Comment by hashmash

3 days ago

Sometimes I'd like to have unsigned types too, but supporting it would actually make things more complicated overall. The main problem is the interaction between signed and unsigned types. If you call a method which returns an unsigned int, how do you safely pass it to a method which accepts a signed int? Or vice versa?

Having more type conversion headaches is a worse problem than having to use `& 0xff` masks when doing less-common, low-level operations.

> If you call a method which returns an unsigned int, how do you safely pass it to a method which accepts a signed int?

The same way you pass a 64-bit integer to a function that expects a 32-bit integer: a conversion function that raises an error if it's out of range.

  • This adds an extra level of friction that doesn't happen when the set of primitive types is small and simple. When everyone agrees what an int is, it can be freely passed around without having to perform special conversions and deal with errors.

    When trying to adapt a long to an int, the usual pattern is to overload the necessary methods to work with longs. Following the same pattern for uint/int conversions, the safe option is to work with longs, since it eliminates the possibility of having any conversion errors.
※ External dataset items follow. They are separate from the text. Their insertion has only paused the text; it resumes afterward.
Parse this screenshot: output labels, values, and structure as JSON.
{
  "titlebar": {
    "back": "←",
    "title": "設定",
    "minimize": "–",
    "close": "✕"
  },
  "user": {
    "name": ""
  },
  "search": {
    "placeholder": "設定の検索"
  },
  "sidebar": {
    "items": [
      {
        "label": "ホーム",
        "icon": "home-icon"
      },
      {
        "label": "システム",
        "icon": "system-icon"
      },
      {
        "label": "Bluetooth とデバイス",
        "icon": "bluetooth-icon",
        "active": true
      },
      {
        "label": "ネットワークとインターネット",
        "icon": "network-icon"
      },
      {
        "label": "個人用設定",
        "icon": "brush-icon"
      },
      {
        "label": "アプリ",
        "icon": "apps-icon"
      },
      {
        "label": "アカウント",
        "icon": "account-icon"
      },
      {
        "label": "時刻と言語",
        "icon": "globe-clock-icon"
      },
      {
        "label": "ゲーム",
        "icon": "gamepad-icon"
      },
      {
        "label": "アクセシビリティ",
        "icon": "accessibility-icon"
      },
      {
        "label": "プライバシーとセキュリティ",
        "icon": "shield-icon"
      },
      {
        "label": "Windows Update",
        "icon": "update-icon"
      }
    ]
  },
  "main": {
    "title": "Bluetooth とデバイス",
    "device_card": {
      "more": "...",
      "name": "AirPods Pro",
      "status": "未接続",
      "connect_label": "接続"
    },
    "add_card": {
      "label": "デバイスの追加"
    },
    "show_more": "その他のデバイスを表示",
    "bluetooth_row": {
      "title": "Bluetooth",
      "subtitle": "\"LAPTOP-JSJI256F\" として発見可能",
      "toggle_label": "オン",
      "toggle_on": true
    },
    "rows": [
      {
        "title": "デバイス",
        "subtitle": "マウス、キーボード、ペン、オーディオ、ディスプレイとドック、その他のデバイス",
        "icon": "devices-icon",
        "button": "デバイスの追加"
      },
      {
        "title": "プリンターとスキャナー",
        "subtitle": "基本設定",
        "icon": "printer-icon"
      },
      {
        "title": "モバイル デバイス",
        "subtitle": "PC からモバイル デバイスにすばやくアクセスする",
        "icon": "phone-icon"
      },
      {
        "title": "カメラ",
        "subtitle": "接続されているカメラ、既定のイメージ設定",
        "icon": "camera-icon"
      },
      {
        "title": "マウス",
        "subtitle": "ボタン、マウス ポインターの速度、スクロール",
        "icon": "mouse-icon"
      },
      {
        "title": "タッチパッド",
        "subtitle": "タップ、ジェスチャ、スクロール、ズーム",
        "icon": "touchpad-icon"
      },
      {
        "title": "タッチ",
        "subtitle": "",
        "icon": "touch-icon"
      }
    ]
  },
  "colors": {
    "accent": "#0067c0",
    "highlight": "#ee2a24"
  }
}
    Now if we're taking about signed and unsigned 64-bit values, there's no 128-bit value to upgrade to. Personally, I've never had this issue considering that 63 bits of integer precision is massive. Unsigned longs don't seem that critical.

Like I said, I understand why they don’t.

I think the only answer would be you can’t interact directly with signed stuff. “new uint(42)” or “ulong.valueOf(795364)” or “myUValue.tryToInt()” or something.

Of course if you’re gonna have that much friction it becomes questionable how useful the whole thing is.

It’s just my personal pain point. Like I said I haven’t had to do it much but when I have it’s about the most frustrating thing I’ve ever done in Java.